Policiar o fumeiro?
SINOPSE
Num cenário bucólico está tudo pronto para filmar a essência da ruralidade: as carnes vermelhas e o fumeiro. Isto até um Pastor entrar em cena e interromper a filmagem para explicar que a essência da ruralidade está na moderação.Com tantos “especialistas” a apregoar dietas milagrosas e a ditar o que devemos comer, todos os dias surge uma nova “moda” alimentar. Mas será que cortar nas carnes vermelhas e carnes processadas é mais uma dessas “modas”? Será mesmo necessário “policiar o fumeiro”?
Antes de avaliar os riscos para a saúde causados pelas carnes vermelhas e processadas, há que as saber distinguir. A designação de carne vermelha relaciona-se com a espécie consumida - vaca, porco ou cabra - e surge em contraste com as carnes brancas - frango ou peru. Já carne processada - enchidos, salsichas, fumeiro - refere-se ao processo de transformação a que a carne é sujeita: salga, cura, fermentação, fumagem, adição de conservantes químicos, ou outros métodos que alterem o seu sabor ou o prazo de validade. Tanto as carnes vermelhas como as carnes brancas podem ser utilizadas no fabrico de carnes processadas.
As carnes vermelhas e as carnes processadas são ingredientes chave em diversas receitas portuguesas e têm um lugar de destaque em qualquer selecção das melhores iguarias nacionais. Contudo, em 2015 passaram a fazer parte de uma nova selecção: a lista de substâncias com potencial para causar cancro. A Agência Internacional para a Investigação em Cancro (IARC) - a instituição de referência nestas avaliações - fez uma análise a mais de 800 estudos epidemiológicos e concluiu que existe suficiente evidência científica para afirmar que:
- o elevado consumo de carnes processadas está associado ao aumento de risco de cancro colorretal, o 2º mais mortal em Portugal, e cancro do estômago, o 3º mais mortal. - a ingestão de carnes vermelhas em elevadas quantidades provavelmente aumenta o risco dos cancros colorretal, do pâncreas e da próstata.
Comer carnes vermelhas e carnes processadas acarreta riscos diferentes, a análise da IARC concluiu que os perigos são mais evidentes nas carnes processadas, ainda que as carnes vermelhas provavelmente também causem cancro.
Comer 50g diárias de carnes processadas por dia – o equivalente a uma salsicha, um terço de uma alheira ou 3 fatias de fiambre – pode aumentar o risco de cancro colorretal em cerca de 18%. Já o consumo de 100g diárias de carne vermelha por dia – o equivalente a um bife do tamanho da palma da mão - parece aumentar o risco de cancro colorretal em aproximadamente 17%.

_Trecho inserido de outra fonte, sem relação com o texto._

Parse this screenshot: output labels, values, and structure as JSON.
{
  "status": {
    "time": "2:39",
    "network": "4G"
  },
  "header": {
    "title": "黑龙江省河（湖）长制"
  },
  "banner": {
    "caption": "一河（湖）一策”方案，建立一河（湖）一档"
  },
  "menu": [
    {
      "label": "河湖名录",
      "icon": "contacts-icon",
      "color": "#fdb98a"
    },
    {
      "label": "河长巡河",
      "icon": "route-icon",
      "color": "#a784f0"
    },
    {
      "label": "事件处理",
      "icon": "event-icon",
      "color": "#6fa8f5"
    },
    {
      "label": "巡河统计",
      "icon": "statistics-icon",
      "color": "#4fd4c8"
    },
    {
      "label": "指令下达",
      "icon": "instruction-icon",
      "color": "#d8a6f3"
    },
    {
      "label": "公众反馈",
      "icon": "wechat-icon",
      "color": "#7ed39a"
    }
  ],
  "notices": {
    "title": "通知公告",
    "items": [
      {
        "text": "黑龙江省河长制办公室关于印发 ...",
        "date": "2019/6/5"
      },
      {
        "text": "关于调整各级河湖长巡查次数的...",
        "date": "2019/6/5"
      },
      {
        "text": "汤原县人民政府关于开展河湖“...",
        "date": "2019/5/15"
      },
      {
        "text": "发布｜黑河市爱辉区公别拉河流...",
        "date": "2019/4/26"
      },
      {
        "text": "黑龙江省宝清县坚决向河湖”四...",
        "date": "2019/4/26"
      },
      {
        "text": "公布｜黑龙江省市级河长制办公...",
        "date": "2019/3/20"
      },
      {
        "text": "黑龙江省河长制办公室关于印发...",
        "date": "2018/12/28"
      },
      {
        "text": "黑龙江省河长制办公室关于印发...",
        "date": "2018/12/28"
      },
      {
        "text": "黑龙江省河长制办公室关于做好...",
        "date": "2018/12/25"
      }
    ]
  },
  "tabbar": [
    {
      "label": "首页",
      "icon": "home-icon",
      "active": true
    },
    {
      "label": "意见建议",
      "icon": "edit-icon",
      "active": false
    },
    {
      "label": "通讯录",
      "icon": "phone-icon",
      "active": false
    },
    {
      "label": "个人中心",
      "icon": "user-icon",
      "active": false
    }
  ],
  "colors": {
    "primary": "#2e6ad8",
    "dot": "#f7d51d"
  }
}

Considerando os riscos, não é preciso policiar o fumeiro nem esvaziar o frigorífico, mas há que ter alguns cuidados. O mais importante é ter atenção às quantidades ingeridas: não se deve comer mais de 500g de carnes vermelhas por semana. Quanto às carnes processadas, o mais seguro é comê-las o menos possível.
Como os alarmismos nem sempre são os melhores conselheiros, convém ter em atenção que apesar das carnes processadas terem sido identificadas como carcinogénicas e as carnes vermelhas como provavelmente carcinogénicas, isso não significa que apresentem o mesmo nível de risco de outros agentes que causam cancro. As estimativas indicam que o consumo elevado de carnes vermelhas causa cerca de 50 000 mortes por ano em todo o mundo, e as carnes processadas 34 000. São cerca de 84 000 mortes por cancro combinando os dois tipos de carnes, um valor que fica muito abaixo das mortes por cancro causadas pelo tabaco - 2,5 milhões por ano - e pelo consumo de bebidas alcoólicas - 500 mil por ano.